PORTLAND, Ore. — Every now and again we hear about a push for schools to change from a five-day schedule to a four-day school week.
One researcher at Oregon State University compared five-day and four-day school weeks to look at the impact on students.
Paul Thompson, an associate professor of economics at Oregon State University, said before the pandemic, 137 schools in Oregon had opted for a shorter week. He said the study looked at the standardized math test scores of more than 340,000 high school students between 2010 and 2019 who had similar levels of achievement and attended similar schools.
“We find that students who have switched to the four-day school week see reduced achievement when they get to 11th grade. We attribute that to drops in instructional time,” said Thompson.
He said it's possible math at higher grade levels is just more difficult to catch up on at home.
Thompson said the majority of schools that switch to a four-day week tend to be in rural areas.
“It’s more of a lifestyle change for them, something that fits well with the makeup of their communities,” Thompson said.
But he also drew a distinction between students at more urban schools that switched to a four-day week and students at other urban schools that stayed on the five-day schedule. He said those with fewer days in the classroom performed worse than their counterparts who were at school for five days.
“We see a lot of non-rural areas that are considering these [four-day weeks] for things like teacher retention, cost savings, and that is a different objective function.”

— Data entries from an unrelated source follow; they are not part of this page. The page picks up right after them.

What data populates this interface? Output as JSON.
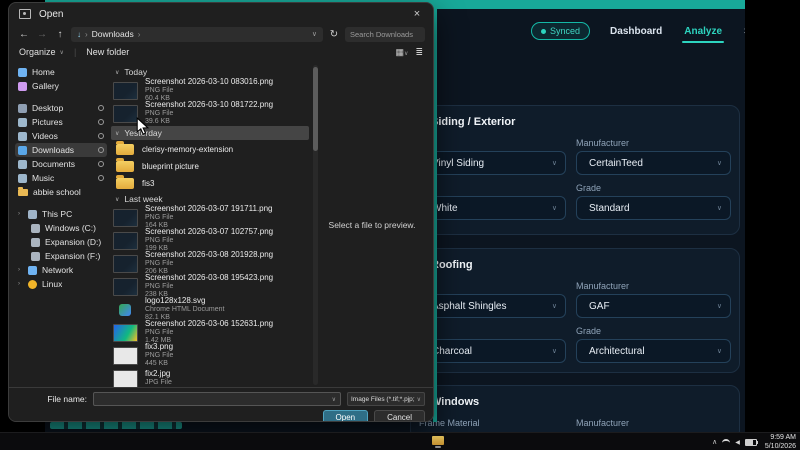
{
  "dialog": {
    "title": "Open",
    "nav": {
      "breadcrumb": [
        "Downloads"
      ],
      "search_placeholder": "Search Downloads"
    },
    "toolbar": {
      "organize_label": "Organize",
      "new_folder_label": "New folder"
    },
    "sidebar": {
      "quick": [
        {
          "label": "Home",
          "icon": "home-icon",
          "color": "#6fb3f2"
        },
        {
          "label": "Gallery",
          "icon": "gallery-icon",
          "color": "#cf9bf0"
        }
      ],
      "pinned": [
        {
          "label": "Desktop",
          "icon": "desktop-icon",
          "color": "#8f9fb3",
          "pinned": true
        },
        {
          "label": "Pictures",
          "icon": "pictures-icon",
          "color": "#9db7cc",
          "pinned": true
        },
        {
          "label": "Videos",
          "icon": "videos-icon",
          "color": "#9db7cc",
          "pinned": true
        },
        {
          "label": "Downloads",
          "icon": "downloads-icon",
          "color": "#5aa7e8",
          "pinned": true,
          "selected": true
        },
        {
          "label": "Documents",
          "icon": "documents-icon",
          "color": "#9db7cc",
          "pinned": true
        },
        {
          "label": "Music",
          "icon": "music-icon",
          "color": "#9db7cc",
          "pinned": true
        },
        {
          "label": "abbie school",
          "icon": "folder-icon",
          "color": "#e9b954"
        }
      ],
      "tree": [
        {
          "label": "This PC",
          "icon": "computer-icon",
          "color": "#9fb4c8",
          "chevron": true
        },
        {
          "label": "Windows (C:)",
          "icon": "drive-icon",
          "color": "#aab4bf",
          "indent": true
        },
        {
          "label": "Expansion (D:)",
          "icon": "drive-icon",
          "color": "#aab4bf",
          "indent": true
        },
        {
          "label": "Expansion (F:)",
          "icon": "drive-icon",
          "color": "#aab4bf",
          "indent": true
        },
        {
          "label": "Network",
          "icon": "network-icon",
          "color": "#6fb3f2",
          "chevron": true
        },
        {
          "label": "Linux",
          "icon": "linux-icon",
          "color": "#f0b429",
          "chevron": true
        }
      ]
    },
    "file_groups": [
      {
        "name": "Today",
        "items": [
          {
            "name": "Screenshot 2026-03-10 083016.png",
            "type": "PNG File",
            "size": "60.4 KB",
            "thumb": "dark"
          },
          {
            "name": "Screenshot 2026-03-10 081722.png",
            "type": "PNG File",
            "size": "39.6 KB",
            "thumb": "dark"
          }
        ]
      },
      {
        "name": "Yesterday",
        "highlighted": true,
        "items": [
          {
            "name": "clerisy-memory-extension",
            "thumb": "folder"
          },
          {
            "name": "blueprint picture",
            "thumb": "folder"
          },
          {
            "name": "fis3",
            "thumb": "folder"
          }
        ]
      },
      {
        "name": "Last week",
        "items": [
          {
            "name": "Screenshot 2026-03-07 191711.png",
            "type": "PNG File",
            "size": "164 KB",
            "thumb": "dark"
          },
          {
            "name": "Screenshot 2026-03-07 102757.png",
            "type": "PNG File",
            "size": "199 KB",
            "thumb": "dark"
          },
          {
            "name": "Screenshot 2026-03-08 201928.png",
            "type": "PNG File",
            "size": "206 KB",
            "thumb": "dark"
          },
          {
            "name": "Screenshot 2026-03-08 195423.png",
            "type": "PNG File",
            "size": "238 KB",
            "thumb": "dark"
          },
          {
            "name": "logo128x128.svg",
            "type": "Chrome HTML Document",
            "size": "82.1 KB",
            "thumb": "chrome"
          },
          {
            "name": "Screenshot 2026-03-06 152631.png",
            "type": "PNG File",
            "size": "1.42 MB",
            "thumb": "colorful"
          },
          {
            "name": "fix3.png",
            "type": "PNG File",
            "size": "445 KB",
            "thumb": "light"
          },
          {
            "name": "fix2.jpg",
            "type": "JPG File",
            "size": "",
            "thumb": "light"
          }
        ]
      }
    ],
    "preview_text": "Select a file to preview.",
    "footer": {
      "file_name_label": "File name:",
      "file_name_value": "",
      "file_type_value": "Image Files (*.tif;*.pjp;*.j",
      "open_label": "Open",
      "cancel_label": "Cancel"
    }
  },
  "app": {
    "accent_color": "#14b8a6",
    "header": {
      "synced_label": "Synced",
      "tabs": [
        {
          "label": "Dashboard",
          "active": false
        },
        {
          "label": "Analyze",
          "active": true
        },
        {
          "label": "Settings",
          "active": false
        }
      ]
    },
    "sections": [
      {
        "title": "Siding / Exterior",
        "rows": [
          {
            "left_value": "Vinyl Siding",
            "right_label": "Manufacturer",
            "right_value": "CertainTeed"
          },
          {
            "left_value": "White",
            "right_label": "Grade",
            "right_value": "Standard"
          }
        ]
      },
      {
        "title": "Roofing",
        "rows": [
          {
            "left_value": "Asphalt Shingles",
            "right_label": "Manufacturer",
            "right_value": "GAF"
          },
          {
            "left_value": "Charcoal",
            "right_label": "Grade",
            "right_value": "Architectural"
          }
        ]
      },
      {
        "title": "Windows",
        "rows": [
          {
            "left_label": "Frame Material",
            "right_label": "Manufacturer"
          }
        ]
      }
    ]
  },
  "taskbar": {
    "time": "9:59 AM",
    "date": "5/10/2026"
  }
}
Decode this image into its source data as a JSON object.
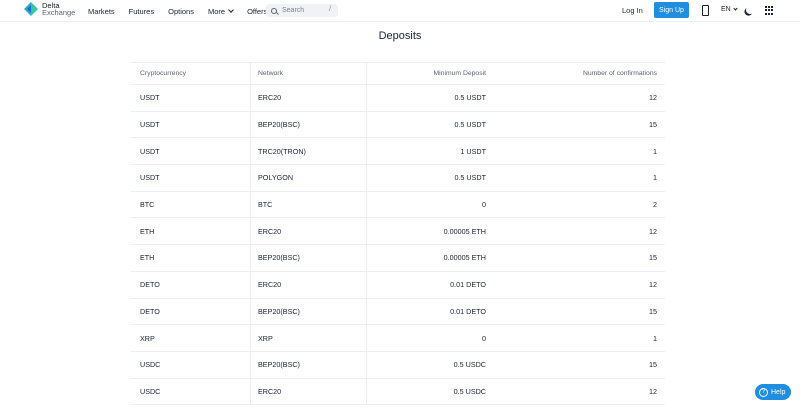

He said when those reasons are drivers for a four-day week, lengthening the four days to make up for all the lost time, may not happen.
By contrast, Thompson said rural schools planning to make the switch long term, particularly those that do well, tend to tack on extra hours in school over the course of four days so students don’t lose time with their teachers.
Thompson said one thing to consider is that the study was done before the pandemic, when a four-day week generally meant three-day weekends. He said now, due to COVID, there's infrastructure for more online learning where students could learn asynchronously and still have access to their teachers at home.
That may be beneficial for students on a four-day in-person schedule, with their fifth day spent learning asynchronously. It may also ease teacher loads.
Ultimately, Thompson said he hopes his research helps schools better understand what to think about before moving to a four-day schedule.